Retropharyngeal abscess-like as an atypical presentation of Kawasaki disease: a case report and literature review

More than 50% of KD patients have atypical presentations that may result in delayed or missed diagnosis and, consequently, high rates of vascular damage. We present in this paper case of KD that presented with a retropharyngeal abscess-like lesion, which is a rare presentation.

Previous literature has shown that 90% of KD patients present with variable head and neck manifestations such as facial exanthema, conjunctivitis, oral mucosal changes, and pharyngitis. Less common presentations are otitis media, torticollis, deep neck infection-like symptoms, meningismus, and acute tonsillitis have been described [7].

Lymphadenopathy as a KD criterion is the least common diagnostic feature (50–75%), as the incidence of the other criteria occurs in 80–90% of the cases. Lymphadenopathy is described as the initial presenting symptom in 12%. Deep neck infection-like presentation is described in only less than 5% of all the patients with head and neck manifestations [2, 9, 13]. Signs and symptoms of retropharyngeal involvement, such as stridor, neck pain, and dysphagia, are less common in KD than in retropharyngeal abscesses [7].

Peritonsillar, retropharyngeal and parapharyngeal swelling are uncommonly reported as initial manifestations of KD. The precise pathophysiology of the association of KD with retroparapharyngeal pathology is unclear, with inflammation and edema hypothesized as the main mechanisms [3, 8].

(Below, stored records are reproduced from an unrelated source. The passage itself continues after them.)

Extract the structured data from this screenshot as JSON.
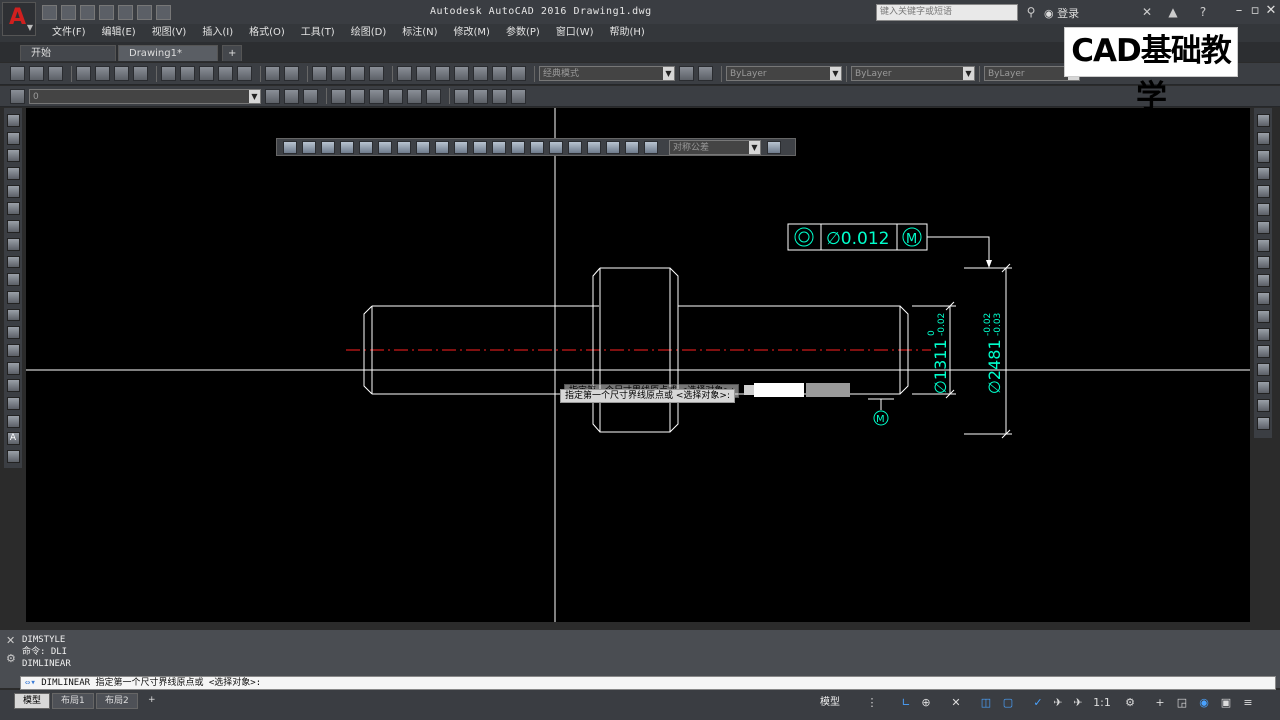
{
  "app": {
    "title": "Autodesk AutoCAD 2016    Drawing1.dwg",
    "logo_letter": "A",
    "search_placeholder": "键入关键字或短语",
    "sign_in": "登录"
  },
  "menu": [
    "文件(F)",
    "编辑(E)",
    "视图(V)",
    "插入(I)",
    "格式(O)",
    "工具(T)",
    "绘图(D)",
    "标注(N)",
    "修改(M)",
    "参数(P)",
    "窗口(W)",
    "帮助(H)"
  ],
  "doc_tabs": [
    {
      "label": "开始",
      "active": false
    },
    {
      "label": "Drawing1*",
      "active": true
    },
    {
      "label": "+",
      "active": false
    }
  ],
  "watermark": "CAD基础教学",
  "toolbars": {
    "text_style": "经典模式",
    "layer": "ByLayer",
    "linetype": "ByLayer",
    "lineweight": "ByLayer",
    "layer_state": "0",
    "dim_style": "对称公差"
  },
  "drawing": {
    "tolerance_value": "∅0.012",
    "dim_small": "∅1311",
    "dim_small_tol_upper": "0",
    "dim_small_tol_lower": "-0.02",
    "dim_large": "∅2481",
    "dim_large_tol_upper": "-0.02",
    "dim_large_tol_lower": "-0.03",
    "datum_symbol": "M",
    "colors": {
      "outline": "#ffffff",
      "dimension": "#00ffcc",
      "centerline": "#ff2020"
    }
  },
  "prompt_tooltip": "指定第一个尺寸界线原点或 <选择对象>:",
  "command_history": [
    "DIMSTYLE",
    "命令: DLI",
    "DIMLINEAR"
  ],
  "command_line": "DIMLINEAR 指定第一个尺寸界线原点或 <选择对象>:",
  "layout_tabs": [
    "模型",
    "布局1",
    "布局2",
    "+"
  ],
  "status": {
    "model_label": "模型",
    "scale": "1:1"
  }
}
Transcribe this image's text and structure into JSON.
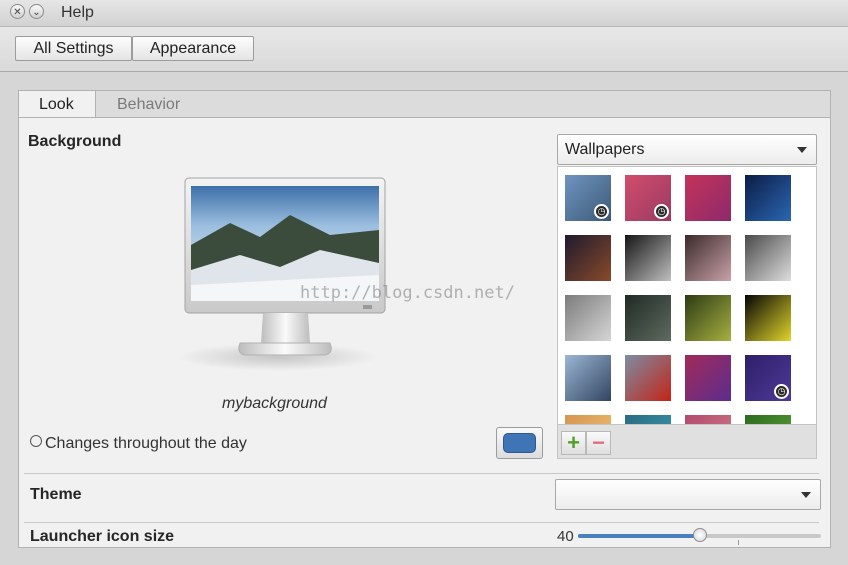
{
  "window": {
    "title": "Help",
    "close_glyph": "✕",
    "menu_glyph": "⌄"
  },
  "toolbar": {
    "all_settings_label": "All Settings",
    "appearance_label": "Appearance"
  },
  "tabs": [
    {
      "label": "Look",
      "active": true
    },
    {
      "label": "Behavior",
      "active": false
    }
  ],
  "background": {
    "heading": "Background",
    "source_combo": "Wallpapers",
    "preview_name": "mybackground",
    "changes_throughout_day_label": "Changes throughout the day",
    "color_swatch": "#3f74b6"
  },
  "gallery": {
    "wallpapers": [
      {
        "icon": "mountains-thumb",
        "colors": [
          "#6f94bf",
          "#3c5a78"
        ],
        "slideshow": true
      },
      {
        "icon": "pink-abstract-thumb",
        "colors": [
          "#d14d6d",
          "#9a3a62"
        ],
        "slideshow": true
      },
      {
        "icon": "magenta-abstract-thumb",
        "colors": [
          "#c43359",
          "#8c2a6c"
        ],
        "slideshow": false
      },
      {
        "icon": "blue-planet-thumb",
        "colors": [
          "#0b1c45",
          "#2b67b3"
        ],
        "slideshow": false
      },
      {
        "icon": "night-sky-thumb",
        "colors": [
          "#1e1a2e",
          "#8a4a2a"
        ],
        "slideshow": false
      },
      {
        "icon": "clock-thumb",
        "colors": [
          "#151515",
          "#bfbfbf"
        ],
        "slideshow": false
      },
      {
        "icon": "beads-thumb",
        "colors": [
          "#3a2a2a",
          "#c9a1a9"
        ],
        "slideshow": false
      },
      {
        "icon": "grass-thumb",
        "colors": [
          "#4a4a4a",
          "#dedede"
        ],
        "slideshow": false
      },
      {
        "icon": "ice-thumb",
        "colors": [
          "#7c7c7c",
          "#d6d6d6"
        ],
        "slideshow": false
      },
      {
        "icon": "dark-texture-thumb",
        "colors": [
          "#1f2a24",
          "#5f6a60"
        ],
        "slideshow": false
      },
      {
        "icon": "bird-thumb",
        "colors": [
          "#2c3b15",
          "#a8b040"
        ],
        "slideshow": false
      },
      {
        "icon": "yellow-flower-thumb",
        "colors": [
          "#050505",
          "#e2d62a"
        ],
        "slideshow": false
      },
      {
        "icon": "misty-lake-thumb",
        "colors": [
          "#9bb6d4",
          "#324560"
        ],
        "slideshow": false
      },
      {
        "icon": "red-flowers-thumb",
        "colors": [
          "#7b8ea3",
          "#c42318"
        ],
        "slideshow": false
      },
      {
        "icon": "violet-gradient-thumb",
        "colors": [
          "#a32a5a",
          "#5b2d8e"
        ],
        "slideshow": false
      },
      {
        "icon": "purple-pattern-thumb",
        "colors": [
          "#2e1f6a",
          "#4d3a96"
        ],
        "slideshow": true
      },
      {
        "icon": "sunset-thumb",
        "colors": [
          "#d59550",
          "#f2c578"
        ],
        "slideshow": false
      },
      {
        "icon": "teal-thumb",
        "colors": [
          "#2a6b80",
          "#3a9fb0"
        ],
        "slideshow": false
      },
      {
        "icon": "rose-thumb",
        "colors": [
          "#b24a6a",
          "#d37f8f"
        ],
        "slideshow": false
      },
      {
        "icon": "green-thumb",
        "colors": [
          "#2c6a1e",
          "#5fa83b"
        ],
        "slideshow": false
      }
    ],
    "add_glyph": "+",
    "remove_glyph": "−"
  },
  "theme": {
    "label": "Theme",
    "value": ""
  },
  "launcher": {
    "label": "Launcher icon size",
    "value": "40",
    "fraction": 0.5
  },
  "watermark": "http://blog.csdn.net/"
}
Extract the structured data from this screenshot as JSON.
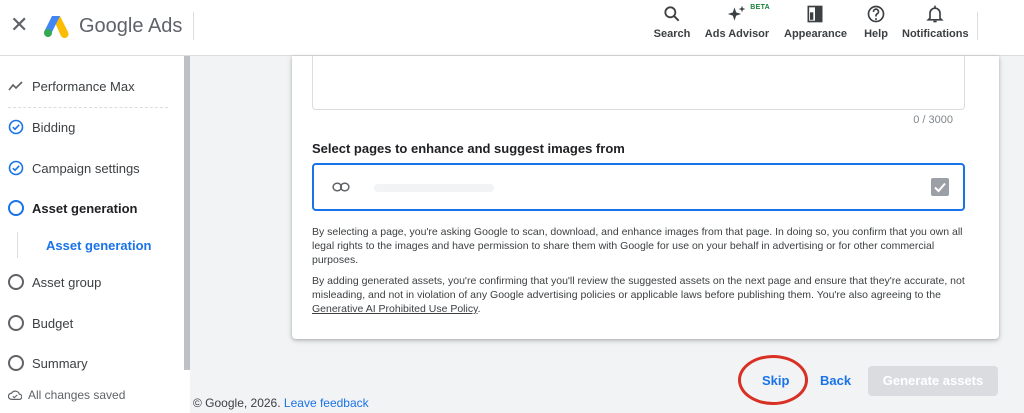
{
  "header": {
    "brand": "Google Ads",
    "tools": [
      {
        "label": "Search",
        "icon": "search-icon"
      },
      {
        "label": "Ads Advisor",
        "icon": "sparkle-icon",
        "badge": "BETA"
      },
      {
        "label": "Appearance",
        "icon": "appearance-icon"
      },
      {
        "label": "Help",
        "icon": "help-icon"
      },
      {
        "label": "Notifications",
        "icon": "bell-icon"
      }
    ]
  },
  "sidebar": {
    "items": [
      {
        "label": "Performance Max",
        "state": "header"
      },
      {
        "label": "Bidding",
        "state": "done"
      },
      {
        "label": "Campaign settings",
        "state": "done"
      },
      {
        "label": "Asset generation",
        "state": "active"
      },
      {
        "label": "Asset generation",
        "state": "sub-active"
      },
      {
        "label": "Asset group",
        "state": "todo"
      },
      {
        "label": "Budget",
        "state": "todo"
      },
      {
        "label": "Summary",
        "state": "todo"
      }
    ],
    "saved_status": "All changes saved"
  },
  "card": {
    "char_counter": "0 / 3000",
    "section_title": "Select pages to enhance and suggest images from",
    "disclaimer_1": "By selecting a page, you're asking Google to scan, download, and enhance images from that page. In doing so, you confirm that you own all legal rights to the images and have permission to share them with Google for use on your behalf in advertising or for other commercial purposes.",
    "disclaimer_2_prefix": "By adding generated assets, you're confirming that you'll review the suggested assets on the next page and ensure that they're accurate, not misleading, and not in violation of any Google advertising policies or applicable laws before publishing them. You're also agreeing to the ",
    "disclaimer_2_link": "Generative AI Prohibited Use Policy",
    "disclaimer_2_suffix": "."
  },
  "actions": {
    "skip": "Skip",
    "back": "Back",
    "generate": "Generate assets"
  },
  "footer": {
    "copyright": "© Google, 2026.",
    "feedback": "Leave feedback"
  },
  "colors": {
    "accent": "#1a73e8",
    "annotation": "#d93025",
    "disabled": "#dadce0"
  }
}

Tashiro et al. described the typical ultrasound appearance of lymphadenopathy in KD patients as multiple hypoechoic–enlarged nodes forming a palpable mass resembling a cluster of grapes. This is in comparison to the appearance of bacterial lymphadenitis, described as a well-defined mass with a large central hypoechoic area surrounded by satellite normal-sized lymph nodes [18].

Pontell et al. reported the first case of KD mimicking a retropharyngeal abscess in 1994 [9, 10]. Glasier et al. reported that there might be an overlapping CT density number between cellulitis, adenopathy, and abscess, which may lead to false interpretations [19].

Poor response to antibiotic therapy and a negative aspirate culture may be additional diagnostic clues to correctly diagnosing KD [2].

Uveitis can be part of KD during the first week of illness; about three-fourths of children are photophobic, a consequence of anterior uveitis, 64 which peaks between 5 and 8 days of illness and is more common in children over 2 years old [20].

Our literature review found sixteen similar reported cases in the last thirty years. We summarized the clinical presentation, imaging findings, surgical and echocardiographic findings, and antibiotics treatment in Table 1.

The KD patients with abscess-like lesions were predominantly males (82%), with an age range from 10 months to 9 years, with a mean age of 5 years, which is considered higher than the average age of patients with KD. The majority of the cases (94%) initially presented with fever and neck swelling, without additional clinical criteria, leukocytosis. Leukocytosis was in all patients with an average of 18,500 WBC/μL. All the cases were initially considered for possible deep-neck bacterial infection, prompting antibiotic therapy and imaging studies. CT\MRI imaging was performed in all the cases, with findings suspicious for retropharyngeal disease, but in the majority, without enhancement. Indeed, low-density cervical lesions demonstrating minimal to no enhancement should raise the possibility of KD.

Intravenous antibiotics were administered in 16 patients (94%), and surgical drainage was attempted in 7 patients (41%), with two 2 cases (11%) of purulent fluid, only one of them being culture positive for Staphylococcus aureus.

As with our patient, the diagnosis of KD was made in these cases when the fever persisted and other characteristic features developed. The diagnosis was delayed beyond nine febrile days in 5 patients (30%). All the patients had a dramatic and fast clinical improvement with resolution of fever within 48 h after IVIG administration; the majority even showed improvement in the first 24 h. Most of the patients responded to one dose of IVIG; in only two cases, two doses of IVIG were administered due to slow response, and in these two cases, the diagnosis was not delayed and, they were diagnosed on the 7th day of fever.

41% of the patients had cardiac manifestations compared to less than 20% in the general pediatrics pediatric population who are diagnosed with Kawasaki disease.

In summary, we present our patient and review 17 cases reported over 30 years (since 1990), presenting with clinical presentation and radiological findings consistent with the presence of a retropharyngeal abscess. Nearly all patients were treated with antibiotics and surgical exploration without improvement. All the cases responded promptly to IVIG therapy. Cardiac involvement was more common than expected in other cases of KD.